Posted logs doesn’t show the malware activity. I wanna check something:

Download AVZ Antiviral Toolkit from the following link:

http://z-oleg.com/avz4.zip

[*] Extract the archive to a folder.
[*] Run AVZ (double click on
http://amf.mycity.rs/pg/images/avz.png
icon);

[*] Click on File > Scripts Standard ;

[*] In the window that opens check options 2 and click Execute Selected Scripts;

[*] Click Yes ;

[*] When scan is finished you will get a note: Script Executed ;

[*] Exit the program.

Attach file virusinfo_syscheck.zip contained in folder AVZ \ Log on the forum.

here is the message from the forum i get when attaching the file You cannot upload that type of file. The only allowed extensions are txt,jpg,gif,png,log

Upload it on wikisend.com and post download link here. :wink:

http://wikisend.com/download/698326/virusinfo_syscheck.zip

i have not experienced that the computer is freezing anymore, but internet explorer can not connect to websites.

…and AVZ and other logreprot doesn’t shows the malware in your system. Therefore, I shall remove used tools.

The following will implement some post-cleanup procedures:

=> Please download DelFix by Xplode to your Desktop.

Run the tool and check the following boxes below;
[i]
http://www.mcshield.net/personal/magna86/Images/checkmark.png
Remove disinfection tools

http://www.mcshield.net/personal/magna86/Images/checkmark.png
Create registry backup

http://www.mcshield.net/personal/magna86/Images/checkmark.png
Purge System Restore [/i]
Click Run button and wait a few seconds for the programme completes his work.
At this point all the tools we used here should be gone. Tool will create an report for you (C:[b]DelFix.txt[/b])

The tool will also record healthy state of registry and make a backup using ERUNT program in %windir%\ERUNT\DelFix
Tool deletes old system restore points and create a fresh system restore point after cleaning.

have used delfix now, but do you have a solution to get internet explorer to work?

First, I do not know why do you use IE in Windows when you have Firefox and Chrome browsers but let’s check that anyway. :slight_smile:

Zoek shall attempt to reset IE settings back to default + it shall preform some additional cleaning route.

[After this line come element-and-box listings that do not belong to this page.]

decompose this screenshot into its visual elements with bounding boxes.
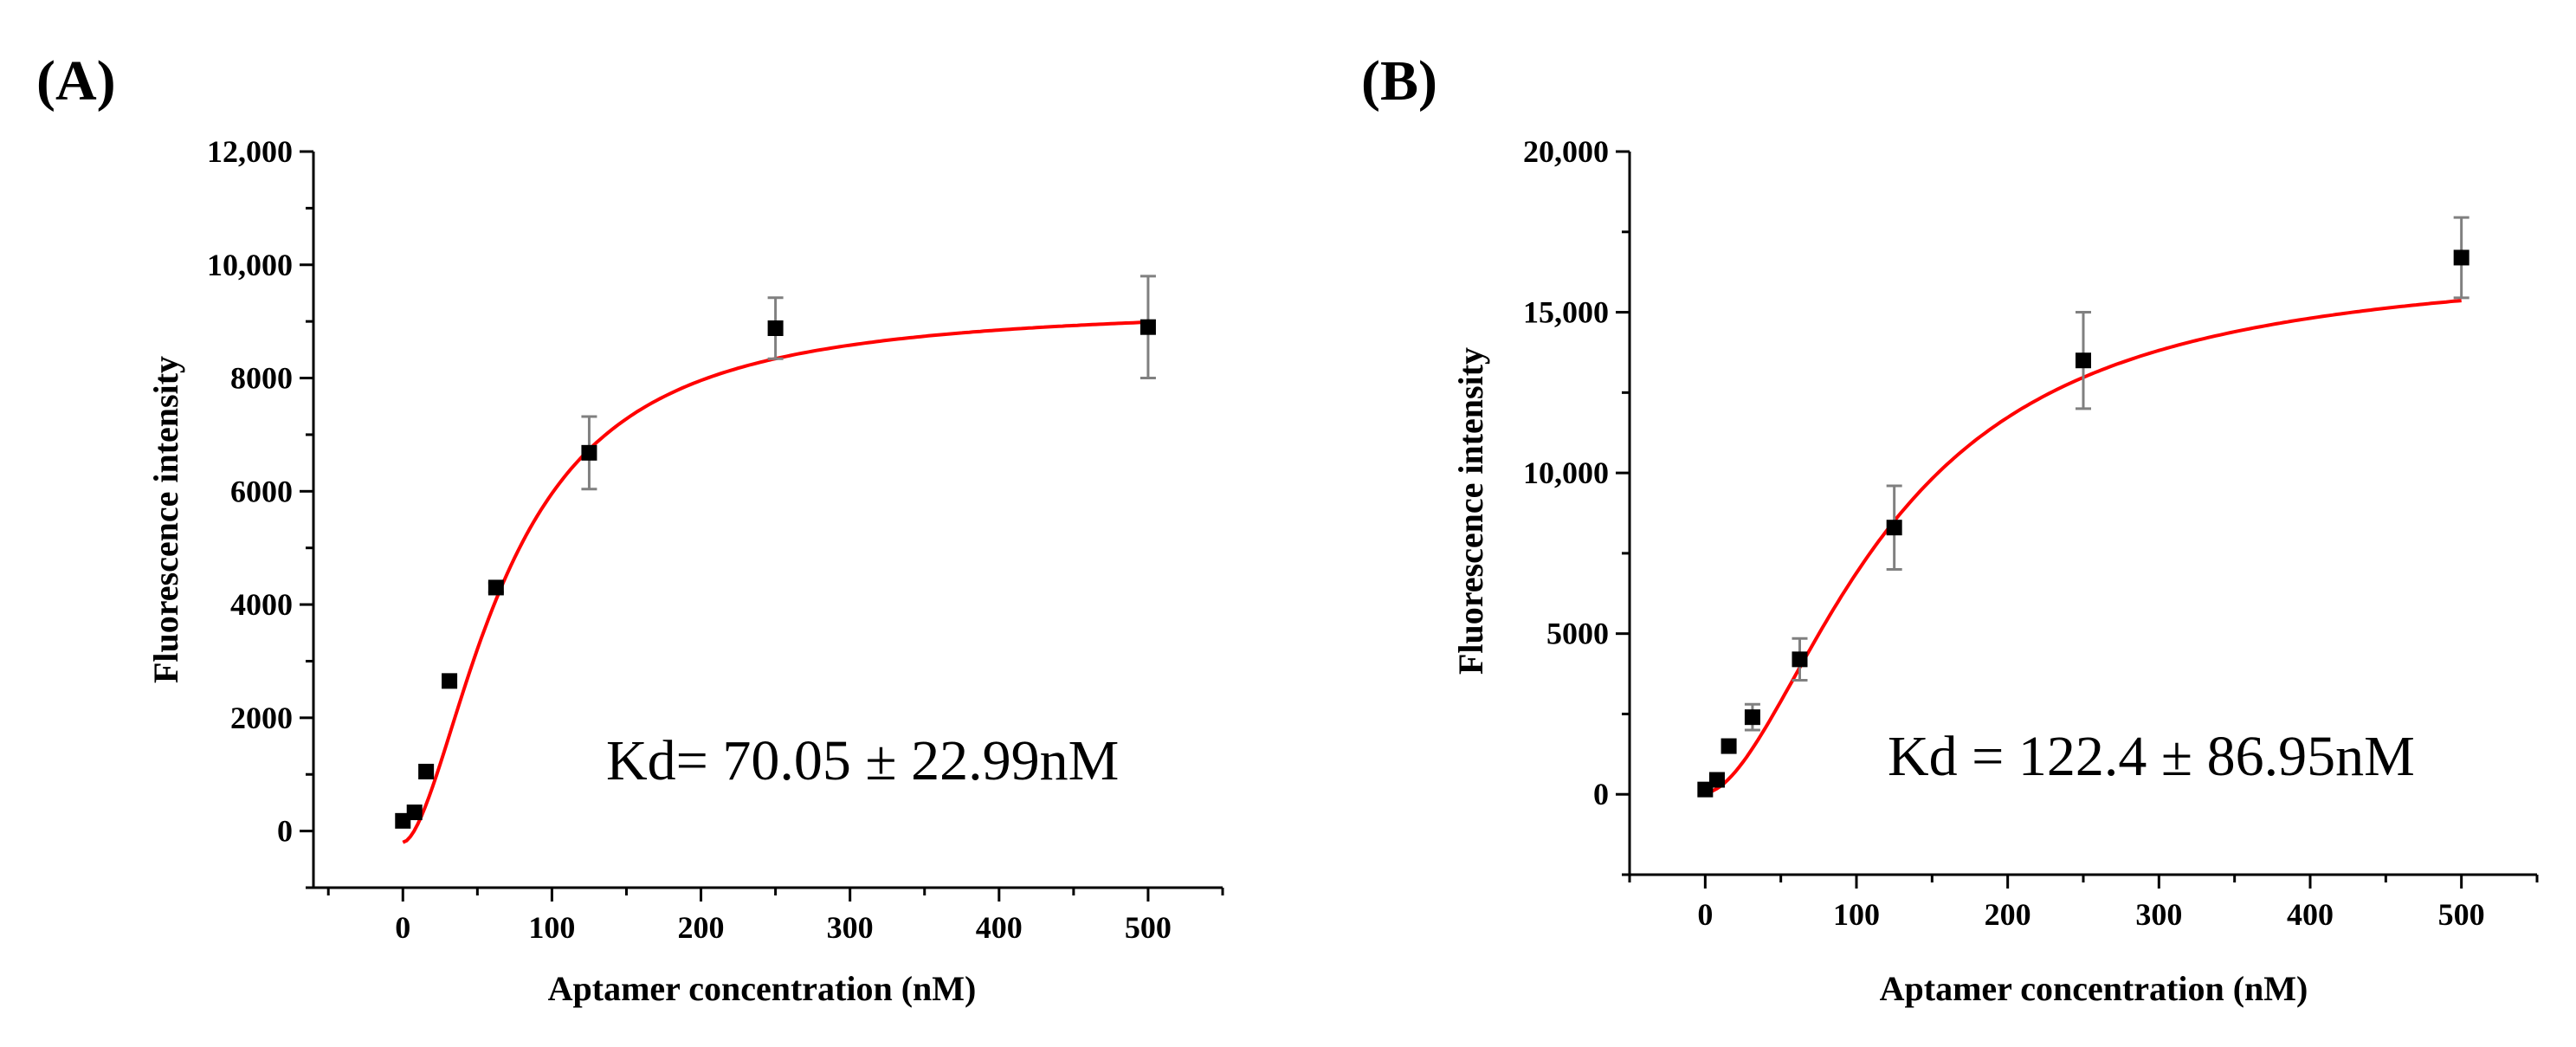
data-point-a (1140, 319, 1156, 335)
x-tick-label-b: 300 (2135, 897, 2182, 932)
data-point-b (1697, 781, 1714, 798)
y-tick-label-b: 15,000 (1523, 295, 1609, 330)
y-axis-title-b: Fluorescence intensity (1451, 347, 1490, 675)
y-tick-label-a: 6000 (230, 474, 293, 508)
panel-label-b: (B) (1361, 49, 1437, 113)
x-tick-label-b: 0 (1697, 897, 1713, 932)
ticks-a: 0 100 200 300 400 500 0 2000 4000 6000 8000 10,000 1… (207, 134, 1224, 945)
data-point-b (2076, 352, 2091, 369)
data-point-a (442, 673, 458, 689)
x-tick-label-b: 200 (1985, 897, 2031, 932)
data-points-b (1697, 216, 2469, 798)
x-axis-title-a: Aptamer concentration (nM) (548, 969, 977, 1008)
x-tick-label-b: 400 (2287, 897, 2334, 932)
data-point-a (406, 805, 423, 821)
data-point-a (487, 579, 504, 596)
data-point-a (581, 444, 597, 461)
y-tick-label-a: 10,000 (207, 248, 293, 282)
data-point-a (418, 763, 435, 779)
y-tick-label-b: 10,000 (1523, 456, 1609, 490)
y-tick-label-a: 2000 (230, 701, 293, 735)
chart-panel-b: (B) 0 100 200 300 400 5000500010,00015,00020,… (1361, 49, 2539, 1008)
x-tick-label-b: 500 (2438, 897, 2485, 932)
y-tick-label-a: 0 (277, 814, 293, 849)
data-point-b (1708, 772, 1725, 788)
data-points-a (395, 275, 1156, 829)
x-tick-label-a: 400 (976, 910, 1023, 945)
y-tick-label-a: 12,000 (207, 134, 293, 169)
data-point-b (1721, 738, 1737, 754)
data-point-b (1886, 520, 1902, 536)
data-point-b (2453, 249, 2469, 266)
panel-label-a: (A) (36, 49, 116, 113)
data-point-b (1744, 709, 1760, 726)
data-point-b (1792, 651, 1808, 668)
x-axis-title-b: Aptamer concentration (nM) (1880, 969, 2308, 1008)
y-tick-label-b: 5000 (1546, 617, 1609, 651)
y-tick-label-a: 4000 (230, 587, 293, 622)
y-tick-label-b: 0 (1593, 777, 1609, 811)
chart-panel-a: (A) 0 100 200 300 400 500 0 2000 4000 6000 8000 10,… (36, 49, 1224, 1008)
y-axis-title-a: Fluorescence intensity (146, 356, 185, 683)
x-tick-label-a: 0 (395, 910, 410, 945)
kd-annotation-b: Kd = 122.4 ± 86.95nM (1888, 725, 2415, 788)
x-tick-label-b: 100 (1833, 897, 1880, 932)
data-point-a (767, 320, 784, 336)
x-tick-label-a: 300 (827, 910, 874, 945)
x-tick-label-a: 200 (678, 910, 725, 945)
x-tick-label-a: 500 (1125, 910, 1172, 945)
y-tick-label-a: 8000 (230, 361, 293, 396)
x-tick-label-a: 100 (528, 910, 575, 945)
y-tick-label-b: 20,000 (1523, 134, 1609, 169)
kd-annotation-a: Kd= 70.05 ± 22.99nM (606, 729, 1119, 792)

After zoek’s run, tell me is the problem with IE fixed?

Please download zoek.zip or zoek.rar by smeenk (
http://www.mcshield.net/personal/magna86/Images/Zoek_icon.png
) from here or here and save it to your Desktop.
Unpack the archive…

[*]Close any open browsers
[*] Temporarily disable your AntiVirus program. (If necessary)
If you are unsure how to do this please read this or this Instruction.

[*]Double click on zoek.exe to run the tool .
Please wait while the tool does not start…

[*]Copy the text present inside the code box below and paste it into the large window in the zoek tool:

AutoClean;

[*] Click on
http://www.mcshield.net/personal/magna86/Images/Run%20Script%20by%20zoek.png
button.
Please wait until a logreport will open (this can be after reboot)

[*]Save notepad to your Desktop and attach here zoek-results.log
Note: It will also create a log in the C:\ directory named “zoek-results.log

the problem with internet explorer is not fixed. the log is attached.

it seems it is only my startpage wich isnt showing in internet explorer, my startpage is www.google.no ,other sites work. no big deal then, thanks for the help :slight_smile:

Ok. Run DelFix one more time to remove zoek’s files. :wink:

i am scanning with avast now, it has found 4 infections. i will post back when avast is finished scanning.

Hm…weird. The detections could be just the remains, nothing dangerous but post here the results.